Dyads (n=33) were randomized (parents: 43+/-6 years, 88% female, 70% white, BMI 31.1+/-8.3 kg/m2; children: 11+/-1 years, 64% female, 67% white, BMI 77.6+/-27.8 percentile) and 31 (93.9%) provided complete follow-up data. Overall, there were no significant between-group differences in PA or dietary outcomes, but families significantly increased their average daily steps and servings of fruit during the intervention (marginally significant decrease in sugar-sweetened beverages) and had excellent adherence to self-monitoring protocols. Family functioning indicators were all high at baseline and most did not change significantly over time; none of the family dynamics variables were significant predictors of changes in average daily steps. Almost all parents (97%) and children (86%) said that they would recommend the mFIT program to a friend.

Conclusions

Dyads in the present study had high scores on family functioning variables at baseline, from both parent and child perspectives.
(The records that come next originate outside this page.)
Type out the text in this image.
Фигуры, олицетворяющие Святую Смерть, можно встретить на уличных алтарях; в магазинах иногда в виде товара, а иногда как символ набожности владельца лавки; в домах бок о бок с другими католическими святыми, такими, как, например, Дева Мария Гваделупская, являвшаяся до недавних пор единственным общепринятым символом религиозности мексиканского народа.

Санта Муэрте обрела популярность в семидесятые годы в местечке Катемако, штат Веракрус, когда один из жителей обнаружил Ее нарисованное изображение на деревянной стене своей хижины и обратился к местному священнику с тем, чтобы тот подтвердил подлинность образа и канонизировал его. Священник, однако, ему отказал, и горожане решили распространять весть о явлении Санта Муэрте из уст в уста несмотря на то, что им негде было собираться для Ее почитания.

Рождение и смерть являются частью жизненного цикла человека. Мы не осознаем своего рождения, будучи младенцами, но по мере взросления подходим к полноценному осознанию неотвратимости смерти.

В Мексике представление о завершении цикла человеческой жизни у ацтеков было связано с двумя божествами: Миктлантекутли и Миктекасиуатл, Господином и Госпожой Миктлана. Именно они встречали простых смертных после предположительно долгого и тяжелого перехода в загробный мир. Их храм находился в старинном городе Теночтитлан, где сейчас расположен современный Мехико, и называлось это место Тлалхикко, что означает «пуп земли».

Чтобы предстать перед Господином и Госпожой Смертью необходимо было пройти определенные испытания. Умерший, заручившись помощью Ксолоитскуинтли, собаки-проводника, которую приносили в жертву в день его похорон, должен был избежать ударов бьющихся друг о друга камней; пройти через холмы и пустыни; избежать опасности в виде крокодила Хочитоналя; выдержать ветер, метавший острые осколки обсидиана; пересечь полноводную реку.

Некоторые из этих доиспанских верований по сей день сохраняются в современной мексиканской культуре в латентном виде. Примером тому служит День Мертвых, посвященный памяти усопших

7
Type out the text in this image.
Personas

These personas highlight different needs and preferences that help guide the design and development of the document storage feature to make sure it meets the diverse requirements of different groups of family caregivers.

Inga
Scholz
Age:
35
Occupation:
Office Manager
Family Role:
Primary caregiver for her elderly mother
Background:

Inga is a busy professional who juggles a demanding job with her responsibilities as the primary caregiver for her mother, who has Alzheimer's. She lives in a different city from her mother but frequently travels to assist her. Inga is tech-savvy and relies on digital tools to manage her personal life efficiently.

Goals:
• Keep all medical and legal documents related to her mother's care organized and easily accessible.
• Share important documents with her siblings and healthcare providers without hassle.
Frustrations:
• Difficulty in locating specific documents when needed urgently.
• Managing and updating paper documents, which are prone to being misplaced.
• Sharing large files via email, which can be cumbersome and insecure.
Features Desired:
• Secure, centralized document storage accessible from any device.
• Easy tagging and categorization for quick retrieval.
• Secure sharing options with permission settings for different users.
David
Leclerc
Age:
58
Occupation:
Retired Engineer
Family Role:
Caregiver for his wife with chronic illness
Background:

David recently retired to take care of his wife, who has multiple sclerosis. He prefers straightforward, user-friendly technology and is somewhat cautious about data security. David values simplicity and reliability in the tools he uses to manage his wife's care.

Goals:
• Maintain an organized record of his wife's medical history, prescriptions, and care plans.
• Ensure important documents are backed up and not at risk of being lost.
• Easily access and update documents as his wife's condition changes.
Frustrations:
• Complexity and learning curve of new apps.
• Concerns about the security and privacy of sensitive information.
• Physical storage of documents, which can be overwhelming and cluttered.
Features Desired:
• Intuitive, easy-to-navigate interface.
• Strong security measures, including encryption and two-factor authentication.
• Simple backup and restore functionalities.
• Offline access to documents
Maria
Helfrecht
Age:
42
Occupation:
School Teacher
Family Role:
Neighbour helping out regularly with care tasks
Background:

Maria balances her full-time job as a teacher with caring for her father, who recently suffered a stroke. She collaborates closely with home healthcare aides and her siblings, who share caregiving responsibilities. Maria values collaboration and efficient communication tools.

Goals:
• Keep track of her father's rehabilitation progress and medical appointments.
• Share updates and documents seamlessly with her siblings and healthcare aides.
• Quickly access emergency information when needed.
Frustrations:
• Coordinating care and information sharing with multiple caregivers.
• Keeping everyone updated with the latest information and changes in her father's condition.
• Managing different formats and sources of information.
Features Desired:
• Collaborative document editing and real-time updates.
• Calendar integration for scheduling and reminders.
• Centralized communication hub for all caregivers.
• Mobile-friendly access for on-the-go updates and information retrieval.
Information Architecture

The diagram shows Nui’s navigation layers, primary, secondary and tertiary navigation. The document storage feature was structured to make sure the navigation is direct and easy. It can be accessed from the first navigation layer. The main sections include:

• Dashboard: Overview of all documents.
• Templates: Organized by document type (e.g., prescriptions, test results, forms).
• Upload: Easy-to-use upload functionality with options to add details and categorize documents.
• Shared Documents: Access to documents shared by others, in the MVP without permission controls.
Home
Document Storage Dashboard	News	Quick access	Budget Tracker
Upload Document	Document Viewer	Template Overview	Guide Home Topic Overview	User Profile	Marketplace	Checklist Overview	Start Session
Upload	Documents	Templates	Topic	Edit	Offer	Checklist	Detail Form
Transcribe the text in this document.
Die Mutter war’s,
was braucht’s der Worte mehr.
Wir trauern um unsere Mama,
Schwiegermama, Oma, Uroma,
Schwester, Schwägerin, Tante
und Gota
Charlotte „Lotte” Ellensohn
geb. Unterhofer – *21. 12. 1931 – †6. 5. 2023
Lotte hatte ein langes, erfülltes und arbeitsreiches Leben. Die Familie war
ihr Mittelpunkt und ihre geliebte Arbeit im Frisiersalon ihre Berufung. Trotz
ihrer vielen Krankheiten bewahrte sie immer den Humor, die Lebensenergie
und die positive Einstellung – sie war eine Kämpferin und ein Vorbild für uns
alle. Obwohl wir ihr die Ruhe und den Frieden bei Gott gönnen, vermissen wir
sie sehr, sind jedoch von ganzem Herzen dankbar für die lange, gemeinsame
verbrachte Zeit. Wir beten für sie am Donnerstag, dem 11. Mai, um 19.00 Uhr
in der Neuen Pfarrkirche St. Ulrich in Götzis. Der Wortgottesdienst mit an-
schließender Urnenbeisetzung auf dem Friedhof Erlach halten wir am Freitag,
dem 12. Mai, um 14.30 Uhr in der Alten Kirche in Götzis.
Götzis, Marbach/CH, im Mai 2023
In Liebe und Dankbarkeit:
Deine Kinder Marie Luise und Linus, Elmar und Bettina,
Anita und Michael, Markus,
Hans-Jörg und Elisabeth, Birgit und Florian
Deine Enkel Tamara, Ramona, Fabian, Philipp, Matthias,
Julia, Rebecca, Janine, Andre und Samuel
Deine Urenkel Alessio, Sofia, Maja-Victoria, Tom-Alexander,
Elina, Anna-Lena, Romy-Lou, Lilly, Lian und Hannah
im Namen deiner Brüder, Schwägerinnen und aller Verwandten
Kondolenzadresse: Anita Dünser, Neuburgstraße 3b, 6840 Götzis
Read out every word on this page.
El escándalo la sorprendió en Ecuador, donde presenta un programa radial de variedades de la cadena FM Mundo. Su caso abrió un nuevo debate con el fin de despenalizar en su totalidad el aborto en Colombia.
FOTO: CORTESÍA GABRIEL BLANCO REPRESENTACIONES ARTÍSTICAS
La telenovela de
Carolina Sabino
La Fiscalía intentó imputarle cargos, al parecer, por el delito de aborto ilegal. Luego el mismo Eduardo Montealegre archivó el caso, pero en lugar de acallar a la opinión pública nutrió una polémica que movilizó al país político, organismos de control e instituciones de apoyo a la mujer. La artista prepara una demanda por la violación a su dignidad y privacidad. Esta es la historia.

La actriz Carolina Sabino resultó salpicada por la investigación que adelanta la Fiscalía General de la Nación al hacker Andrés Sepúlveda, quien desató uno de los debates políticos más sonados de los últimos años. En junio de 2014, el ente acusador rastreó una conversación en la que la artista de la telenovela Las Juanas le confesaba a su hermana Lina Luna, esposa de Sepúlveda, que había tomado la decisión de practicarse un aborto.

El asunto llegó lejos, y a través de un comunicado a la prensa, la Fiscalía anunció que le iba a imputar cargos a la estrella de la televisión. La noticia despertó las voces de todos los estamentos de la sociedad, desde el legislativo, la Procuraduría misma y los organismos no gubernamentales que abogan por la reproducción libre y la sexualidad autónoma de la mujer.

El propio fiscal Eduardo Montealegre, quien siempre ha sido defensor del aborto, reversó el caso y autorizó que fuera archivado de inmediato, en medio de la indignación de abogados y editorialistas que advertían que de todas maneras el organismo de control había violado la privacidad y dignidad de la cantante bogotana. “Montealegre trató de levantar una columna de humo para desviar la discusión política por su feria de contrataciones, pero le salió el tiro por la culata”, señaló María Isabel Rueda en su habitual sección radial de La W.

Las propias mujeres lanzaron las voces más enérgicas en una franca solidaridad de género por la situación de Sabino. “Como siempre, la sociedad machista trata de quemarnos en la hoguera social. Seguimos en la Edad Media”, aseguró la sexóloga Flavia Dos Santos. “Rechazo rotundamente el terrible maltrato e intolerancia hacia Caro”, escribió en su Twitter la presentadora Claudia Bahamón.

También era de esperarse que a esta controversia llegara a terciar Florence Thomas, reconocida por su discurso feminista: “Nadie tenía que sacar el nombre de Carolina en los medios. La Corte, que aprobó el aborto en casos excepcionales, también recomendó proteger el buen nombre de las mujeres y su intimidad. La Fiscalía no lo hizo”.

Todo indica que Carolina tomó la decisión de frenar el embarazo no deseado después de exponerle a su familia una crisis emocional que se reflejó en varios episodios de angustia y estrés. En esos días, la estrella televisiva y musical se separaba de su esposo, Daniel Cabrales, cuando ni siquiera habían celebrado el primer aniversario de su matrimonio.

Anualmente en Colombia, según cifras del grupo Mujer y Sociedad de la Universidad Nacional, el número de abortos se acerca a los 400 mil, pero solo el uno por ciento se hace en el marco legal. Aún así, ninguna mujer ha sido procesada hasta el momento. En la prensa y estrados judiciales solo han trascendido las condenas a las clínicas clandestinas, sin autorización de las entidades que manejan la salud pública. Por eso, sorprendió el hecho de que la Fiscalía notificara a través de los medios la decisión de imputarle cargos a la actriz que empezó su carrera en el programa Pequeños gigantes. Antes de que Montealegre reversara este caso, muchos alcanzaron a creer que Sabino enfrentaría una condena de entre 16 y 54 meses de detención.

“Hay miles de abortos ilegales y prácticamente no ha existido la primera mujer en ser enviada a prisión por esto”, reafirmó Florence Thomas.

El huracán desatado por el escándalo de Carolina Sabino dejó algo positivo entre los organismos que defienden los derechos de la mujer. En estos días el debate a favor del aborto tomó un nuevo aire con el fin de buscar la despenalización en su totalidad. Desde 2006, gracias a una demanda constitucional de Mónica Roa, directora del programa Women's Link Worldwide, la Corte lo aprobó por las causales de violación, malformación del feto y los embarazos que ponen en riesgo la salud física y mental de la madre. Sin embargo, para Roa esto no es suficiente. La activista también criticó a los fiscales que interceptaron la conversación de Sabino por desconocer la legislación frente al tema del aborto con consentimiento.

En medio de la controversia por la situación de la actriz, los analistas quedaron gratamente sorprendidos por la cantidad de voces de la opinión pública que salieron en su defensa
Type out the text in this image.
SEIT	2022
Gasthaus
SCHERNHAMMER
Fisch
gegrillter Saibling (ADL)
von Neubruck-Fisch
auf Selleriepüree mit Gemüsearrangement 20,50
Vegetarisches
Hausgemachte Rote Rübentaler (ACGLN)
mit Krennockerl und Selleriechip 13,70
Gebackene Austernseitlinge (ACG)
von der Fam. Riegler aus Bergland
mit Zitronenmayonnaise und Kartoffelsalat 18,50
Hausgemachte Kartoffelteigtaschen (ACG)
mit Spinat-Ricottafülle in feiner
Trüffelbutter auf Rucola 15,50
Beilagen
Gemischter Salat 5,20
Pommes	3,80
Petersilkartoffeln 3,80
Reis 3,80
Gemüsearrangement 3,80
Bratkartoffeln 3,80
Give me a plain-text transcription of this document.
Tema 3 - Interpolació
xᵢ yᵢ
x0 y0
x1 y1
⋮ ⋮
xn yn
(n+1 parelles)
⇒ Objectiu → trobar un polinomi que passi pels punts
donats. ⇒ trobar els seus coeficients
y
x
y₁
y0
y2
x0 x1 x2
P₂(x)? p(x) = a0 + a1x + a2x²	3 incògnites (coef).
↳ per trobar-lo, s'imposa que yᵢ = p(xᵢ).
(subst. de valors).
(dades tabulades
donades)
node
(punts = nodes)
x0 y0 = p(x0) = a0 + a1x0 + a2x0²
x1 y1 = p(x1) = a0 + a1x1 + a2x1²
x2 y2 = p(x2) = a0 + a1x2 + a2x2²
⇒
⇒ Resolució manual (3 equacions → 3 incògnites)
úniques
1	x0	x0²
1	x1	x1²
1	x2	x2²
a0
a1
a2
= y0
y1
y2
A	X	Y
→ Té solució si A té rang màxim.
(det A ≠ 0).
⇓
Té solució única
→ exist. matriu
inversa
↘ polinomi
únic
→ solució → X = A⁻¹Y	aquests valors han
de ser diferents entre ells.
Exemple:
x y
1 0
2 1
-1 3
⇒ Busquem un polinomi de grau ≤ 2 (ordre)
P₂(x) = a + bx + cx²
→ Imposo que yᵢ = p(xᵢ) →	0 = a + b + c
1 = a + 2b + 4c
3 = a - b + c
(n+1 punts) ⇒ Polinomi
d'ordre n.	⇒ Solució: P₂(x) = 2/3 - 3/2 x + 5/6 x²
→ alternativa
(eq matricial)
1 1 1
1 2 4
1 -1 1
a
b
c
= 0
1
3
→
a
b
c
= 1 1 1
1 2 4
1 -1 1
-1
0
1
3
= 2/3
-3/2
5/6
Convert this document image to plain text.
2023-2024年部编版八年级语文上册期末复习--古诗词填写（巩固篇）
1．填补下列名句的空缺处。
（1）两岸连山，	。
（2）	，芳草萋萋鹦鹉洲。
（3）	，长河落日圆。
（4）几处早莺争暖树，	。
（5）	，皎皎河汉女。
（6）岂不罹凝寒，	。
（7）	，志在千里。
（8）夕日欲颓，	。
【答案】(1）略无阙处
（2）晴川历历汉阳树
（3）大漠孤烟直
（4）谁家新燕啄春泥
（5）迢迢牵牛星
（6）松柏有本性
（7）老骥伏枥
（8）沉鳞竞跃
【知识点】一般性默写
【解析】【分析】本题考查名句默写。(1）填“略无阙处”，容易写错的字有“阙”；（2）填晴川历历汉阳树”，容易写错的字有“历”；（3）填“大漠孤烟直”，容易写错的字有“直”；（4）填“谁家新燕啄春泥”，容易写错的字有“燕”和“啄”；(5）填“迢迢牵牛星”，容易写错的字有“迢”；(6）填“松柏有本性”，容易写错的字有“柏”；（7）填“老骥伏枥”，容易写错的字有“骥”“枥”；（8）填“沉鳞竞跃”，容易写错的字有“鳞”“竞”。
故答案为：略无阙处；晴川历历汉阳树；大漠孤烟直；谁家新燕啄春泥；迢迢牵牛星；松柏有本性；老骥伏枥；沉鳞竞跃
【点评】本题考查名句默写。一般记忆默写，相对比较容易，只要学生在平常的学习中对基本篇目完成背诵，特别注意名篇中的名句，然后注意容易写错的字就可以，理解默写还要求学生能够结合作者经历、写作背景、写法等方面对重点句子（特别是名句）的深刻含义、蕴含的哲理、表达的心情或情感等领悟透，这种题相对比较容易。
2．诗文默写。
Further research is needed to develop domain-specific measures of family dynamics, as well as to test familybased research with samples of families with more diverse baseline scores on family dynamics variables. Overall, the mFIT program showed excellent feasibility and acceptability as a low-cost, remotely delivered family intervention for physical activity and healthy eating promotion, and could serve as a dissemination model for similar public health interventions.